I haven’t posted. I’ve had little motivation, though I’ll admit plenty of material, if only in the realm of bikini waxing.
I hesitate to begin pointing out noteworthy waxing experiences, because let’s face it: there’s little that isn’t noteworthy about having a stranger instruct you to spread your legs, slap baby powder on your ladybits, and rip each hair from its follicle, all the while maneuvering labia and tweezing strays. Still, one man’s trash is another man’s treasure, so let’s go.
My first stand-out experience came just before our summer family vacation. While I planned on hooking up with no one, I thought better of going on a Caribbean cruise with a bush. But my mani-pedi ran late, so I missed my waxing appointment. Woe is me.
I was forced to get waxed as a walk-in. This is never good. For starters, you never know what kind of wax they might use. Then there’s the concern about double dipping the spreading stick, and the possibility of a generally oogie waxer. But I encountered none of these problems.

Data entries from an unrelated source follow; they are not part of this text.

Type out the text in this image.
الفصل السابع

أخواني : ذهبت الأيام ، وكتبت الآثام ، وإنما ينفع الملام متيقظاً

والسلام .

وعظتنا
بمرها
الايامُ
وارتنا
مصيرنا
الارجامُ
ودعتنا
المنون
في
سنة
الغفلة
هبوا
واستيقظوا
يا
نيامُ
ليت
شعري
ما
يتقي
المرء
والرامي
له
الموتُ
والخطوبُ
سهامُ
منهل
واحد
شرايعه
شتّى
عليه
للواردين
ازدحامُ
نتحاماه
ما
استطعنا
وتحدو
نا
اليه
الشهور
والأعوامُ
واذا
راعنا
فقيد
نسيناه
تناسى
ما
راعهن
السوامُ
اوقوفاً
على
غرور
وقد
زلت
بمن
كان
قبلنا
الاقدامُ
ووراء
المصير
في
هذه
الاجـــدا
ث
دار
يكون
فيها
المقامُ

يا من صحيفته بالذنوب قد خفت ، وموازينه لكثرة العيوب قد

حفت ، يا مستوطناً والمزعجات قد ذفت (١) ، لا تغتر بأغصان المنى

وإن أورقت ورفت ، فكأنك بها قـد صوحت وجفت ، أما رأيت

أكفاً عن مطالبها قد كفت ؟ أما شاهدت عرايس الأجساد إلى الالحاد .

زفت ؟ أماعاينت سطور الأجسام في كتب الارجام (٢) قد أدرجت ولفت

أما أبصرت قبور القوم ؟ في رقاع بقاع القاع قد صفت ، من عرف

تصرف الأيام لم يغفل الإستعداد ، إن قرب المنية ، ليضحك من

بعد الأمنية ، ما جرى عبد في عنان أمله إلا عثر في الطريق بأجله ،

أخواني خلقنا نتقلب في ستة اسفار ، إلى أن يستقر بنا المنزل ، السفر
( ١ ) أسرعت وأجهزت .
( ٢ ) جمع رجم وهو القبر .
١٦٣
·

No, instead, my waxing artist politely showed me to my room, told me to “get ready” (Where’s the mood lighting and sexy music? Goddammit, I’m not a machine!), then joined me once I was spread eagle on the table. She showed me all their wax options and together we chose the best one for me.
Then she excused herself for a moment while she cooked some noodles in the waxing microwave.
Yes. There I was, in all my nekkid glory, waiting patiently to be manhandled, and all she can think about is dinner. Now I can’t exactly put my finger on why that’s so disturbing, but let me assure you, it is.
A few weeks back, I tried a new place that was actually pretty good. But the small talk was…weird. She wanted to know why I waxed, if my boyfriend liked it, etc. We won’t talk about her offering to remove any ingrowns.
Then there was last night. My usual place wasn’t answering their phone (I swear to God I’ll stop complaining about the price if they’ll just come back to me), so I went to a place my friend has recommended. I’m lucky to have survived.
It’s probably impossible to bleed out from Brazilian waxing, but if it’s not I’m sure I was teetering on the edge. She didn’t bother to hold my skin taut before ripping, and I think she got some weird pleasure from burning my chach with the boiling wax. And we mustn’t leave out her ass waxing technique.
I’ve had the back door waxed a few different ways. (I’ll tell you with complete confidence that the undercarriage is far more painful than the brown eye, but far less awkward.) My Atlanta waxer, God love her, would have me lay on my tummy. She’d hold one cheek while I help the other. Wax was slathered on, removed, and I was on my way.
New Yorkers are another breed; most places here have you put your legs in the air, bent, as if preparing to have your diaper changed. It’s the worst. But it’s quick, easy, and over. The torture-waxer from last night had my lay on my tummy and hold BOTH cheeks. So there I am, pillow-biting (wearing my glasses, which are squishing against my face as I suffocate to death), holding an ass cheek in each hand and struggling for oxygen…all while a stranger pulled the hair out of my crack.
And I paid for that.
As I drew what I thought would surely be my last few breaths, I considered the life of a woman. We pay strangers to torture our hoo-has into silky smooth havens – about $60 a month, in fact. Eyebrows are something like $10 every two weeks. Nails are about the same, and pedis run about $30 a month (if you’re gross like me and put it off as long as possible). My birth control is $75 a month, and I pay about $350 to get my hair done every 8 weeks. There’s a lot I’m leaving out.